Prepare Reasoning Language Models for Multi-Agent Debate with Self-Debate Reinforcement Learning
Chenxi Liu, Yanshuo Chen, Ruibo Chen, Tianyi Xiong, Tong Zheng, Heng Huang
TL;DR
Sdrl introduces a single-policy training framework to prepare reasoning LLMs for multi-agent debate by jointly optimizing initial solutions and debate-conditioned revisions under verifiable rewards.
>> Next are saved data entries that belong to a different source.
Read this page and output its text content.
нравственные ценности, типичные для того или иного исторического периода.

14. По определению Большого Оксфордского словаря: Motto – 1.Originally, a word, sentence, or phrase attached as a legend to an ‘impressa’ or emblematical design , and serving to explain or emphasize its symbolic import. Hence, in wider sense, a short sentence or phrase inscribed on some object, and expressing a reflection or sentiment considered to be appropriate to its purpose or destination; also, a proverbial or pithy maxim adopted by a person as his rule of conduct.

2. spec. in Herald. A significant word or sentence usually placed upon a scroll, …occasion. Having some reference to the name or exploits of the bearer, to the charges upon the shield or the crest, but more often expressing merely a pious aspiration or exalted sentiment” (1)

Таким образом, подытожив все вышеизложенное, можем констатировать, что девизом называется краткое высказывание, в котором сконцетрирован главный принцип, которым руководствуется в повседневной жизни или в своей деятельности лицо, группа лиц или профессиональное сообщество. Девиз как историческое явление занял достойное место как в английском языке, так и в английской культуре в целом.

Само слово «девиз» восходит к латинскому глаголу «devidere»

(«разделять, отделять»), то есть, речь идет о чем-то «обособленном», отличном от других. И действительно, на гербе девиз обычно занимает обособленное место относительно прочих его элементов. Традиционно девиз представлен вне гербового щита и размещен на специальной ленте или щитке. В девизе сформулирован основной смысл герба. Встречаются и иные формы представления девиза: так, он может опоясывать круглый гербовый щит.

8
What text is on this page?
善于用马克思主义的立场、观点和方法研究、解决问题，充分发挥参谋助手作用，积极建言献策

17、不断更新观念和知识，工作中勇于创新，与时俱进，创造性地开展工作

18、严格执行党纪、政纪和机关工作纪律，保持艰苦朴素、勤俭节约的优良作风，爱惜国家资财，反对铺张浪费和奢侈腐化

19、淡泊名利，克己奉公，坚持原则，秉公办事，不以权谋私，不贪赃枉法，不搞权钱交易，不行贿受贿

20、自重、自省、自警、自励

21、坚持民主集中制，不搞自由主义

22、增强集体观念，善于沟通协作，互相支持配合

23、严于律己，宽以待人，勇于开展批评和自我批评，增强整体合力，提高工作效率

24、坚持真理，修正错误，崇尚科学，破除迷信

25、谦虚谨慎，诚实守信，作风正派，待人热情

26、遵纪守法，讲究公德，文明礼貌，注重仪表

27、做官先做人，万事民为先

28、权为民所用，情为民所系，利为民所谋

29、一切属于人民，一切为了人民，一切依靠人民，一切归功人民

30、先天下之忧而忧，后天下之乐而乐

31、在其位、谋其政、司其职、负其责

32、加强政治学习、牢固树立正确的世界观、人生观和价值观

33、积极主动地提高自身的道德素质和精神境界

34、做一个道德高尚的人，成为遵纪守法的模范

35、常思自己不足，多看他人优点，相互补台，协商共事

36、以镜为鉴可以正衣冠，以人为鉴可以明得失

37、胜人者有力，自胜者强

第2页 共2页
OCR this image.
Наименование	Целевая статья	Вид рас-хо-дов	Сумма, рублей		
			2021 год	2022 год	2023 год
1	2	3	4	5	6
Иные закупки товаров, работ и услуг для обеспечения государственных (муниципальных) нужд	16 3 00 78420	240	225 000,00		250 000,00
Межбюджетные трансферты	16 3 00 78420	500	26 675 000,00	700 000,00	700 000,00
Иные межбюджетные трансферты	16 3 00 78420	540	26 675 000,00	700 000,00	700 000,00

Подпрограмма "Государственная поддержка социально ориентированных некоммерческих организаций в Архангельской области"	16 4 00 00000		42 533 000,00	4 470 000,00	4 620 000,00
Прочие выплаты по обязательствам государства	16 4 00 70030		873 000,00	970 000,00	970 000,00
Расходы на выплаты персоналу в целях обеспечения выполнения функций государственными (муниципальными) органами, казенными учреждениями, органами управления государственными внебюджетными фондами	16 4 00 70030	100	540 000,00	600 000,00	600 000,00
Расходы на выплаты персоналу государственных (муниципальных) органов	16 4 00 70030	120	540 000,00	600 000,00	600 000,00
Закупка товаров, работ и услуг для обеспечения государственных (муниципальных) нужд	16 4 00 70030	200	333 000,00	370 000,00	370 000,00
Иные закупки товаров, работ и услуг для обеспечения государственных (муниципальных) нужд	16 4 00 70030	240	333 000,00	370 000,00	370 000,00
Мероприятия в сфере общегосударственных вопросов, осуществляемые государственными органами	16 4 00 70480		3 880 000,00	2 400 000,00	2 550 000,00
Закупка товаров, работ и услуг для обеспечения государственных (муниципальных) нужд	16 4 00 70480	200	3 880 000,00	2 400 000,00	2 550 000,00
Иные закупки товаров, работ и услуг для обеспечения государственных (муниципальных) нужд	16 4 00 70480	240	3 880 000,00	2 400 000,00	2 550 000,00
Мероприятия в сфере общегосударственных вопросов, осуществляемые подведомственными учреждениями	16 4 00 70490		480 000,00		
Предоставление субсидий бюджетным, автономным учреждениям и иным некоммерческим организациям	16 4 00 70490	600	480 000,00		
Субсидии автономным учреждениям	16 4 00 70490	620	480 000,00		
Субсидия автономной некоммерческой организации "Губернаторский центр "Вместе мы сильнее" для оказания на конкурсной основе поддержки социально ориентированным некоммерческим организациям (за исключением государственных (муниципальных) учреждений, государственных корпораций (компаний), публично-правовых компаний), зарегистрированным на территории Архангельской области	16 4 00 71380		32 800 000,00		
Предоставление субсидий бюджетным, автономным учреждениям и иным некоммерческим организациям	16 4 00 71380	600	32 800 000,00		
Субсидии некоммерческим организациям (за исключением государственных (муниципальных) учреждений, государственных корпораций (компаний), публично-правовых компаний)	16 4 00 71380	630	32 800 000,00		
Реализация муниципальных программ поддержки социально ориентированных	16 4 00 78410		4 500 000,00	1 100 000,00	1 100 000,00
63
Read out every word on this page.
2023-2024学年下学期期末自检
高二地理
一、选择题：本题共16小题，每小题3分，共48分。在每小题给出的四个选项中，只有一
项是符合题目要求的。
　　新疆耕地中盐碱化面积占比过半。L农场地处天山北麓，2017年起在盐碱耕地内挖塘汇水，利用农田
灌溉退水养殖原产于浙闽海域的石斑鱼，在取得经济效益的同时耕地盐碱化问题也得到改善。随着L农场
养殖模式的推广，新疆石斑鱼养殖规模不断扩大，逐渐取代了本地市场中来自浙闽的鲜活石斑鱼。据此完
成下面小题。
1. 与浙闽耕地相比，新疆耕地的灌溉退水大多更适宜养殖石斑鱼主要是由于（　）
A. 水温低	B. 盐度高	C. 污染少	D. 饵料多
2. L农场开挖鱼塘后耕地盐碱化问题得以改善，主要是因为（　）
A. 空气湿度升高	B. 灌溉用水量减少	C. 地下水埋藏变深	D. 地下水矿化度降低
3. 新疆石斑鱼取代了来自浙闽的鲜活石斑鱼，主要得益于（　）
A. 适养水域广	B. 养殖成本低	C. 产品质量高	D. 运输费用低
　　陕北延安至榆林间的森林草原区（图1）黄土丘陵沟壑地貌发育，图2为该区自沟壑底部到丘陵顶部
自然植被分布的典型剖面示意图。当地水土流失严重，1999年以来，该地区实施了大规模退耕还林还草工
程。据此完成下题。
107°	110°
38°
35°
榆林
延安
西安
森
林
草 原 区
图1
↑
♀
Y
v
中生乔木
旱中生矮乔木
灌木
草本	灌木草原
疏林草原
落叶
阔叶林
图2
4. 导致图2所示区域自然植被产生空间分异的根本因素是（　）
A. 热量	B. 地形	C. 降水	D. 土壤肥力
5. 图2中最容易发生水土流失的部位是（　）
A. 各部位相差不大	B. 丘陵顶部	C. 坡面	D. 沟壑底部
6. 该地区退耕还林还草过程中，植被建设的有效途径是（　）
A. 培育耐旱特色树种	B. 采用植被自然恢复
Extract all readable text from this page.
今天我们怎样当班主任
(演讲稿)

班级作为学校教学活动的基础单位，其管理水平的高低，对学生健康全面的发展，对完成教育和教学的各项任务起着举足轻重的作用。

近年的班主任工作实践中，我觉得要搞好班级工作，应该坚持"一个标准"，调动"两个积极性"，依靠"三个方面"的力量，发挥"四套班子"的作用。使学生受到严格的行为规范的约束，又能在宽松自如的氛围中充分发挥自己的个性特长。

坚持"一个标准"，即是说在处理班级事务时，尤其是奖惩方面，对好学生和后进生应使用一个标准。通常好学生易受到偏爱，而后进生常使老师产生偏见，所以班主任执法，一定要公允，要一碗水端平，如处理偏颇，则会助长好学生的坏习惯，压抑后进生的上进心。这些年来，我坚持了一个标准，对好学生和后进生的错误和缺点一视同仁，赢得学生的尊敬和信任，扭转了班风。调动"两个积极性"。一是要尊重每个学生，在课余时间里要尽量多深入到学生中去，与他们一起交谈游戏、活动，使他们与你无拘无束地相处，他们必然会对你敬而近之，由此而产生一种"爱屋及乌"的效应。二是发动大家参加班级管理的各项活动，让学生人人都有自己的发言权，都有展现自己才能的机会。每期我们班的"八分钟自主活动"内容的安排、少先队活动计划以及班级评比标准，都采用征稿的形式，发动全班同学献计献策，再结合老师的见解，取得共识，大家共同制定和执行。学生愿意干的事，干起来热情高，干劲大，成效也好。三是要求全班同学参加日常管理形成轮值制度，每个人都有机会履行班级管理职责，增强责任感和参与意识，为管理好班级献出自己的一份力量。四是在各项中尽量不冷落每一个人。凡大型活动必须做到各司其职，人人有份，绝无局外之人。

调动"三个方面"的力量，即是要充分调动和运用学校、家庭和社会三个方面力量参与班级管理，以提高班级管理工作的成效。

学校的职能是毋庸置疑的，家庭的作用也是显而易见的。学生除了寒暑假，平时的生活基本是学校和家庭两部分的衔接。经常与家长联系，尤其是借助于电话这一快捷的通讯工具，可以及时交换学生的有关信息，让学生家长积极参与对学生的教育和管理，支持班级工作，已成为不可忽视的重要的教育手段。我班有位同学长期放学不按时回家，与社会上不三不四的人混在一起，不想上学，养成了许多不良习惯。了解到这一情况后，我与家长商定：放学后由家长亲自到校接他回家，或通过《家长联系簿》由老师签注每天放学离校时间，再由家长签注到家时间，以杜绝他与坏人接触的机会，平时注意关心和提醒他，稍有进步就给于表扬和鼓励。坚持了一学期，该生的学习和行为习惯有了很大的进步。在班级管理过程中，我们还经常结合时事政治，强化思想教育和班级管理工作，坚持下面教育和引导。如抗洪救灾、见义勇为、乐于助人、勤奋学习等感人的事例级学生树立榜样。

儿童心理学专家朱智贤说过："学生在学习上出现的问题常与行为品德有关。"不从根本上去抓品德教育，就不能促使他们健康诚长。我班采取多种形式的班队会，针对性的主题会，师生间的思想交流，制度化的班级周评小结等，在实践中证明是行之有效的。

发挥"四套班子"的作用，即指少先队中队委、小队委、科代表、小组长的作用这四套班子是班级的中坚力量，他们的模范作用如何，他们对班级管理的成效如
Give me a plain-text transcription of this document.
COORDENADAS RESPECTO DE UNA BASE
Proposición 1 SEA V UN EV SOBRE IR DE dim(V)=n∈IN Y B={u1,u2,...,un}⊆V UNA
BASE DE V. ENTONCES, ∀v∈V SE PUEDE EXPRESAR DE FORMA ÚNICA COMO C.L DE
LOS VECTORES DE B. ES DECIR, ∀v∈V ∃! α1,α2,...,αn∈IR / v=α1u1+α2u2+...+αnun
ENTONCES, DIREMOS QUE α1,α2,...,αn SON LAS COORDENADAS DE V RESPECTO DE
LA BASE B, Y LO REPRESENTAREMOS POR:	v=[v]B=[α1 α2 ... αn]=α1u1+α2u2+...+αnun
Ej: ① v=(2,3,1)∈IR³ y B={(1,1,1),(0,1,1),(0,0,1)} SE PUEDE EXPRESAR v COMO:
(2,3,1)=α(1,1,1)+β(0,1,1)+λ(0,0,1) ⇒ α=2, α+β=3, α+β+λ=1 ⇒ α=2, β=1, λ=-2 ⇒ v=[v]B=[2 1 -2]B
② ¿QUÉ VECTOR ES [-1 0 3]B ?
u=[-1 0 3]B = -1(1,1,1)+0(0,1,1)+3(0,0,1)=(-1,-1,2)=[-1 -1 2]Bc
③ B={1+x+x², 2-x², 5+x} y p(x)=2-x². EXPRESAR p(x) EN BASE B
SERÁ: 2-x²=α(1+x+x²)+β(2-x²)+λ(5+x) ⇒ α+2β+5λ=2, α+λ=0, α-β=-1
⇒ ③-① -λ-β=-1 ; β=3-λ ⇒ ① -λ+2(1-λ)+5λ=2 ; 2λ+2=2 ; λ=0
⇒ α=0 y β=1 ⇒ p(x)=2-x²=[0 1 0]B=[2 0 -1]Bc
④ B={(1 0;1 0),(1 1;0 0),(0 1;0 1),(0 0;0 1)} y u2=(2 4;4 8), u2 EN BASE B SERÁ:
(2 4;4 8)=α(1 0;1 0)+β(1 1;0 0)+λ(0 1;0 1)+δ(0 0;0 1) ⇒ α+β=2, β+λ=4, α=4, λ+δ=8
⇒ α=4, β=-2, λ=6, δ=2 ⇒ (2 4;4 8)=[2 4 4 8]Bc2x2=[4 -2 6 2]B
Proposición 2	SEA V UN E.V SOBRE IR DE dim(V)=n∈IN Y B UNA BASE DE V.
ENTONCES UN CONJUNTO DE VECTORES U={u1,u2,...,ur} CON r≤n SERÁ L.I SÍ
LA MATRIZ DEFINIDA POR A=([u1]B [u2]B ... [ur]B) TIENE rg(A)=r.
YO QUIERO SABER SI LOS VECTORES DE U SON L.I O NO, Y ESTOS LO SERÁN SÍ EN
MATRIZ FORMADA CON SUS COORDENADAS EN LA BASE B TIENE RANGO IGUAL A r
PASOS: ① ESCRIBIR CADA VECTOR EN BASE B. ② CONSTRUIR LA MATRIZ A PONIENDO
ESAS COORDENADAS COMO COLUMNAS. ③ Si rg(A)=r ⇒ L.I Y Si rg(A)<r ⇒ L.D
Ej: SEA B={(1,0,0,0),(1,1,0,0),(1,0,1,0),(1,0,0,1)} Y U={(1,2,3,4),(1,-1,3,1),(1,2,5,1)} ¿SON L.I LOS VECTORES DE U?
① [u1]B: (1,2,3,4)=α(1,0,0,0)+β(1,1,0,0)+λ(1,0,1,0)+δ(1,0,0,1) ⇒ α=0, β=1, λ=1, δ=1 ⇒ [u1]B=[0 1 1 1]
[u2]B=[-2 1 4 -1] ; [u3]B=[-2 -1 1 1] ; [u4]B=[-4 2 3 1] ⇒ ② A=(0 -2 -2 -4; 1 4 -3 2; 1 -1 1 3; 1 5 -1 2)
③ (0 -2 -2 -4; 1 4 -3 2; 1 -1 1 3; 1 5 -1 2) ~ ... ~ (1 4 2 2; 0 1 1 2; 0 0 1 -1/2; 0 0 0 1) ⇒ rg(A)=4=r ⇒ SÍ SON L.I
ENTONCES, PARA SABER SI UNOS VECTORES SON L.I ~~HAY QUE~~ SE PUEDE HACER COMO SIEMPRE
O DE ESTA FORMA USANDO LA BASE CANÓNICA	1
Grounded in a DCM-based theoretical view, it disentangles majority voting from private critique and demonstrates that critique-induced drift boosts both MAD performance and standalone reasoning. Empirically, Sdrl yields consistent gains across multiple backbones, math benchmarks, and debate frameworks, with frequency-based debate pairing providing the strongest improvements on difficult tasks. The work offers practical, scalable benefits for deploying robust, debate-capable LLMs in collaborative reasoning settings.
Abstract
The reasoning abilities of large language models (LLMs) have been substantially improved by reinforcement learning with verifiable rewards (RLVR). At test time, collaborative reasoning through Multi-Agent Debate (MAD) has emerged as a promising approach for enhancing LLM performance. However, current RLVR methods typically train LLMs to solve problems in isolation, without explicitly preparing them to synthesize and benefit from different rationales that arise during debate. In this work, we propose Self-Debate Reinforcement Learning (SDRL), a training framework that equips a single LLM with strong standalone problem-solving ability and the capability to learn from diverse reasoning trajectories in MAD. Given a prompt, SDRL first samples multiple candidate solutions, then constructs a debate context with diverse reasoning paths and generates second-turn responses conditioned on this context. Finally, SDRL jointly optimizes both the initial and debate-conditioned responses, yielding a model that is effective as both a standalone solver and a debate participant. Experiments across multiple base models and reasoning benchmarks show that SDRL improves overall MAD performance while simultaneously strengthening single model reasoning.